01 - In a large bowl, combine the shredded cabbage, diced tomato, cucumber, and green onions.
02 - Add the chopped parsley and mint, and toss gently to mix.
03 - In a small bowl, whisk together the lemon juice, olive oil, minced garlic, salt, and pepper until well blended.
04 - Pour the dressing over the salad and toss thoroughly to coat all the vegetables and herbs.
05 - Taste and adjust seasoning if needed. Serve immediately, or chill for 10–15 minutes to let the flavors meld.

# Expert Advice:

01 -
  • It comes together in the time it takes to shred cabbage and chop a few vegetables, with zero cooking involved.

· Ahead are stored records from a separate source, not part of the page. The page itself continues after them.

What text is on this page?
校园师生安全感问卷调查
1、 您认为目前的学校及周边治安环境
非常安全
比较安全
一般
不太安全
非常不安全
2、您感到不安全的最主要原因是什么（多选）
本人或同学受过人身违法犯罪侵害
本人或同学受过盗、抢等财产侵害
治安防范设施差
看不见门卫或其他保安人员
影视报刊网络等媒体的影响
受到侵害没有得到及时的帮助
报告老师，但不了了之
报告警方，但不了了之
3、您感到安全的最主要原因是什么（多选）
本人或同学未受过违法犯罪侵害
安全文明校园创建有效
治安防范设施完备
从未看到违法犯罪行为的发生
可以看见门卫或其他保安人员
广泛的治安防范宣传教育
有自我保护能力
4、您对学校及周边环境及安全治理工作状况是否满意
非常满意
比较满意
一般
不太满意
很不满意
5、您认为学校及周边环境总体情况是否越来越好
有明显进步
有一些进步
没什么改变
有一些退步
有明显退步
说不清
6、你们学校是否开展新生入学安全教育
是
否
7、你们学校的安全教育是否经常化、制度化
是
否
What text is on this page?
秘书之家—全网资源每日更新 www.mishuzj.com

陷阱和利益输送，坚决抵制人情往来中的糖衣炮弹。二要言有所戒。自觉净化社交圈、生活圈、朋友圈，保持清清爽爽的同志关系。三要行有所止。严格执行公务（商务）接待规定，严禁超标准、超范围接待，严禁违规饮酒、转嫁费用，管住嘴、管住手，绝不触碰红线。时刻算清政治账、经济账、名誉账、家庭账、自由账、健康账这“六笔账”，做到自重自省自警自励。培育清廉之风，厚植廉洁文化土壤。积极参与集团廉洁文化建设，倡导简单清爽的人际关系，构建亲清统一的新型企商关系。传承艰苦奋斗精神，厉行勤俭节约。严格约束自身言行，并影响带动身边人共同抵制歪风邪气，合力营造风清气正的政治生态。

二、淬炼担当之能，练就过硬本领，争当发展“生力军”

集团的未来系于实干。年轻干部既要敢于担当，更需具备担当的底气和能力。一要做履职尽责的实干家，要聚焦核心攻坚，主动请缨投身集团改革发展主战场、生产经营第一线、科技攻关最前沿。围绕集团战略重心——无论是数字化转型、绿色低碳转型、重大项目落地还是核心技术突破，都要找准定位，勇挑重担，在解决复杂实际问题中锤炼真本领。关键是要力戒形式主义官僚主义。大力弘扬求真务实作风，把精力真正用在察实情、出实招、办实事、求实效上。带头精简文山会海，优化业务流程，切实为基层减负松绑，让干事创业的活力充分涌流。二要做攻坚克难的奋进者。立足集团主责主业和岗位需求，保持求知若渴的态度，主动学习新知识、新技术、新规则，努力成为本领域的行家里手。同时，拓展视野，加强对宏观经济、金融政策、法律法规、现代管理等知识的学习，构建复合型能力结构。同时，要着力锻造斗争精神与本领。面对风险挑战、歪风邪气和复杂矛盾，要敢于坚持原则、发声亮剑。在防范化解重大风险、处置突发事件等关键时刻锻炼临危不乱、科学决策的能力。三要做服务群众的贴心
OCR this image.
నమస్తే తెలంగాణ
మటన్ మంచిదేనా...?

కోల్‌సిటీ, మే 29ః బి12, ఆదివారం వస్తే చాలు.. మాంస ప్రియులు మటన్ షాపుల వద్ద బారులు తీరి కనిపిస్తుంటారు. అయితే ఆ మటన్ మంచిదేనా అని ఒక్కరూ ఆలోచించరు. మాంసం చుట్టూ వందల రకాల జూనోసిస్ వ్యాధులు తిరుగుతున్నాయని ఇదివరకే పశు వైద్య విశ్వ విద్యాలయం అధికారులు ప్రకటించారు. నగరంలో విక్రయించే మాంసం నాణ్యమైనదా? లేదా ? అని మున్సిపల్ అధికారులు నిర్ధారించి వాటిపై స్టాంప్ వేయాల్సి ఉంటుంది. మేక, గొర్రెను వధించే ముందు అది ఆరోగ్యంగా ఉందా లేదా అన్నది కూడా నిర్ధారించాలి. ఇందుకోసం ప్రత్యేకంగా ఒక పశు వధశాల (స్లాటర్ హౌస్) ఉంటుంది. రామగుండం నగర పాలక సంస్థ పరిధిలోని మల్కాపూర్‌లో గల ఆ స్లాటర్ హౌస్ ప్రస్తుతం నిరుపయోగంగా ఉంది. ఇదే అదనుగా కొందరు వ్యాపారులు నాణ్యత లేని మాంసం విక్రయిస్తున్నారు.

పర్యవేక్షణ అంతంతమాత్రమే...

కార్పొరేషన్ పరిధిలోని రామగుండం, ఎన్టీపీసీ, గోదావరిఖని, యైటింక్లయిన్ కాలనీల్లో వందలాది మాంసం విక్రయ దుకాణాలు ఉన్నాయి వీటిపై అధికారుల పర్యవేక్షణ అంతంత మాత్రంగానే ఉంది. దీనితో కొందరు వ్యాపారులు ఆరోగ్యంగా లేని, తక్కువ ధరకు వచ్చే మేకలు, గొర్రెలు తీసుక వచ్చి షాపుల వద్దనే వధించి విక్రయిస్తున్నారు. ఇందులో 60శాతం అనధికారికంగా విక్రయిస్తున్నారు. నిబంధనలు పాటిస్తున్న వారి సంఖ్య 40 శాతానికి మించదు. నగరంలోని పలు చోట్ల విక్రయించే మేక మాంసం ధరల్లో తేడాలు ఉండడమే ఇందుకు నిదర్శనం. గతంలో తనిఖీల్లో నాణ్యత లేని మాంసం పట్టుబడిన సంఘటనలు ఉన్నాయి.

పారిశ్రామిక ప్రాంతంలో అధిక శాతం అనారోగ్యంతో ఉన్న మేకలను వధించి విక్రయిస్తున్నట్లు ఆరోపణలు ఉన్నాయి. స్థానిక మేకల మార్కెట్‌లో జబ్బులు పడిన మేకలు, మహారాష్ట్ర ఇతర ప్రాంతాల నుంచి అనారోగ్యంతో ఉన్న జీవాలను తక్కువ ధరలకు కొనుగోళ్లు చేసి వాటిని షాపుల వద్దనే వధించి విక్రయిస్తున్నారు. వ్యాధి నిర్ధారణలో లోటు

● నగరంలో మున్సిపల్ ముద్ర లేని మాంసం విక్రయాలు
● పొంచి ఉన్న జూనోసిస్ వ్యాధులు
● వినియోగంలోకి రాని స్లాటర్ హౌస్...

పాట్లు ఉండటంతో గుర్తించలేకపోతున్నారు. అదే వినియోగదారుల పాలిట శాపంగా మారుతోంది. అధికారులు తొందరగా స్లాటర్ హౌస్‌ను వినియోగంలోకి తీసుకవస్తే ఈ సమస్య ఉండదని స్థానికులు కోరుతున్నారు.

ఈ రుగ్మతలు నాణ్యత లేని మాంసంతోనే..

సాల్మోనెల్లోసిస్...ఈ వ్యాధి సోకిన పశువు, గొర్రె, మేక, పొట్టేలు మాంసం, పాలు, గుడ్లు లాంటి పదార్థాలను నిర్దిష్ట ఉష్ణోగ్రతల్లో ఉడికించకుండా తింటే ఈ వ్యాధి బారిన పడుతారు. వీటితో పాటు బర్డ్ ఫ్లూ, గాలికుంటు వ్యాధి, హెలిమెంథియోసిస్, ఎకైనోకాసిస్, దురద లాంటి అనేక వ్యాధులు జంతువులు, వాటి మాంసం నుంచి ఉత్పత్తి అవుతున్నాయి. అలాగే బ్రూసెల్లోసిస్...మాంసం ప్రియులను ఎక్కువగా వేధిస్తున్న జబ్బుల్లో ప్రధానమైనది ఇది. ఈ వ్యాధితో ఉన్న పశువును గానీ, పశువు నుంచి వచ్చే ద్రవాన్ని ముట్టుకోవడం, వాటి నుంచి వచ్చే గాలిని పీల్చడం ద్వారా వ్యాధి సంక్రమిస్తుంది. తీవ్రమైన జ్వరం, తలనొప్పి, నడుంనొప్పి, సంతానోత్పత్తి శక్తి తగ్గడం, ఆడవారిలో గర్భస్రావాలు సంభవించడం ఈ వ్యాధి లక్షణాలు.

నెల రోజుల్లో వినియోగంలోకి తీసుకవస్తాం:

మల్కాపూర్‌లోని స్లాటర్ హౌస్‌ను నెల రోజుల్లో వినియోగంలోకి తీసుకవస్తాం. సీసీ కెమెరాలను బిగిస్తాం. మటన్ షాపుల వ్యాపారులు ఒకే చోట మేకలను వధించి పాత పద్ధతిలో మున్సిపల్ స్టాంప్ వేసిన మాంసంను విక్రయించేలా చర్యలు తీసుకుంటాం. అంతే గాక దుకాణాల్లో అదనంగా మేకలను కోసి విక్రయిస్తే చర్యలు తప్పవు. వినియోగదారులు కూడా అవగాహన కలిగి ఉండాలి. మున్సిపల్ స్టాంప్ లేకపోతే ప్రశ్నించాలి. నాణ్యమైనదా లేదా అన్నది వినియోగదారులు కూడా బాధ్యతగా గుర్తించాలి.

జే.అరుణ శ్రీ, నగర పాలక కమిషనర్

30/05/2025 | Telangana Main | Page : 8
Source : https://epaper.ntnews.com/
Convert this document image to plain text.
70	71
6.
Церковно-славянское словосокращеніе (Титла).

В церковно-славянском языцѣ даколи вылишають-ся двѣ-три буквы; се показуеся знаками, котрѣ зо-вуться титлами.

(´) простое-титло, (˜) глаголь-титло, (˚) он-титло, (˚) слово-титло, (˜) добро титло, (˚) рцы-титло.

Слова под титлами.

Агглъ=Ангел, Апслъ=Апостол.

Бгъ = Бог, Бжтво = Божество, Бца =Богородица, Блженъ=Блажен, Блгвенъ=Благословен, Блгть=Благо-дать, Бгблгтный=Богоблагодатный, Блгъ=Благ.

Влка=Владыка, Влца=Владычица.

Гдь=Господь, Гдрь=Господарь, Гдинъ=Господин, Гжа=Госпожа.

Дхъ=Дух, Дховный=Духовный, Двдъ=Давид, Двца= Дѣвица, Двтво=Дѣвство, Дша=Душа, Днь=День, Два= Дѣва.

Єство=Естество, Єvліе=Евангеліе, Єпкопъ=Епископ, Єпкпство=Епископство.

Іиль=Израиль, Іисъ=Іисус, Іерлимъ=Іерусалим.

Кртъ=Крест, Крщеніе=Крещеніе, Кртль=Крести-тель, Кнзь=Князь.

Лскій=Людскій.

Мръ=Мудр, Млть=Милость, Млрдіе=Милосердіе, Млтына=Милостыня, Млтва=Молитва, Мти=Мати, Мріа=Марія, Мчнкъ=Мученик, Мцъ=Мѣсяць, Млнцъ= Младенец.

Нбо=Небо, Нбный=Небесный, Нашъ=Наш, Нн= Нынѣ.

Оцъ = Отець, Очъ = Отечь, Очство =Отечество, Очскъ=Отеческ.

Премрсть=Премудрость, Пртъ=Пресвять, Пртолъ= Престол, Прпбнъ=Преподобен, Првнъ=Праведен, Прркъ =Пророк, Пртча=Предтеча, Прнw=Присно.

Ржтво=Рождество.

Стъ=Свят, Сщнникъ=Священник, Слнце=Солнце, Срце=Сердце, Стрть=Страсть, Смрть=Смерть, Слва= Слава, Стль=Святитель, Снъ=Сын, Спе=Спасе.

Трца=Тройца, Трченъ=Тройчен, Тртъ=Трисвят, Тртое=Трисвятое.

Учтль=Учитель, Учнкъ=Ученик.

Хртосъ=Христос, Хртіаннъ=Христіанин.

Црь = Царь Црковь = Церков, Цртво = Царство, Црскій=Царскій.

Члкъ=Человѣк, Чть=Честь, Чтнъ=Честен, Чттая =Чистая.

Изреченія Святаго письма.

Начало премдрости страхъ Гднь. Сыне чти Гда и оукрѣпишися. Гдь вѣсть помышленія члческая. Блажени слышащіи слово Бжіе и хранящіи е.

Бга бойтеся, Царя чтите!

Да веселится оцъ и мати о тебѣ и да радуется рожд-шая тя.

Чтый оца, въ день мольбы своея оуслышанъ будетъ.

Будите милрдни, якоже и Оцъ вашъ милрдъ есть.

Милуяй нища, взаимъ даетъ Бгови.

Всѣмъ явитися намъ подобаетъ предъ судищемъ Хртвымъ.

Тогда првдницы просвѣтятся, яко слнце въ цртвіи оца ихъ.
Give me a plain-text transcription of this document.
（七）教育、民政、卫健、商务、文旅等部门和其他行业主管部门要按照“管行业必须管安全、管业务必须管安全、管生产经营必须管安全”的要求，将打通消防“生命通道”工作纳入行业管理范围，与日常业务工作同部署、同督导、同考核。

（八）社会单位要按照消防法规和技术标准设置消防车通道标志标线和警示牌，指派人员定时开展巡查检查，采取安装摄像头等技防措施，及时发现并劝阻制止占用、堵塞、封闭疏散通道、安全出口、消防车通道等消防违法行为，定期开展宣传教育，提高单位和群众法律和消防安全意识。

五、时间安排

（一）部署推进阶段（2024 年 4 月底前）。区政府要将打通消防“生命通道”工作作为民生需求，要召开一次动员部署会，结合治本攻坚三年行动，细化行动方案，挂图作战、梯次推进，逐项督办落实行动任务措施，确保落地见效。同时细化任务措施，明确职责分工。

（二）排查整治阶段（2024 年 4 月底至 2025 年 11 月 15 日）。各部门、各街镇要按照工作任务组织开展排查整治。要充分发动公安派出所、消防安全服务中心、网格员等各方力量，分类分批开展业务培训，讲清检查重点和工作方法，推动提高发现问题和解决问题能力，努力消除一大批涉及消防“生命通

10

  • The lemon dressing is bright enough to wake up your palate without overpowering the fresh crunch of the vegetables.
  • It holds up beautifully in the fridge, so you can make it ahead and let the flavors deepen while you handle everything else.
02 -
  • Shred the cabbage as thin as possible or it will be tough to chew and wont absorb the dressing properly.
  • Dont dress the salad more than 30 minutes ahead or the cabbage will release water and turn the whole thing soggy.
  • If your garlic is very strong or sharp, rinse the minced pieces under cold water for a few seconds to mellow the bite.
03 -
  • Use a mandoline or the shredding blade on your food processor to make quick work of the cabbage and get perfectly thin, even pieces.
  • Let the dressed salad sit for just 5 minutes before serving so the salt can draw out a little moisture and the flavors can start to marry without losing the crunch.
  • Double the dressing recipe and keep extra in a jar in the fridge for drizzling over roasted vegetables or grain bowls throughout the week.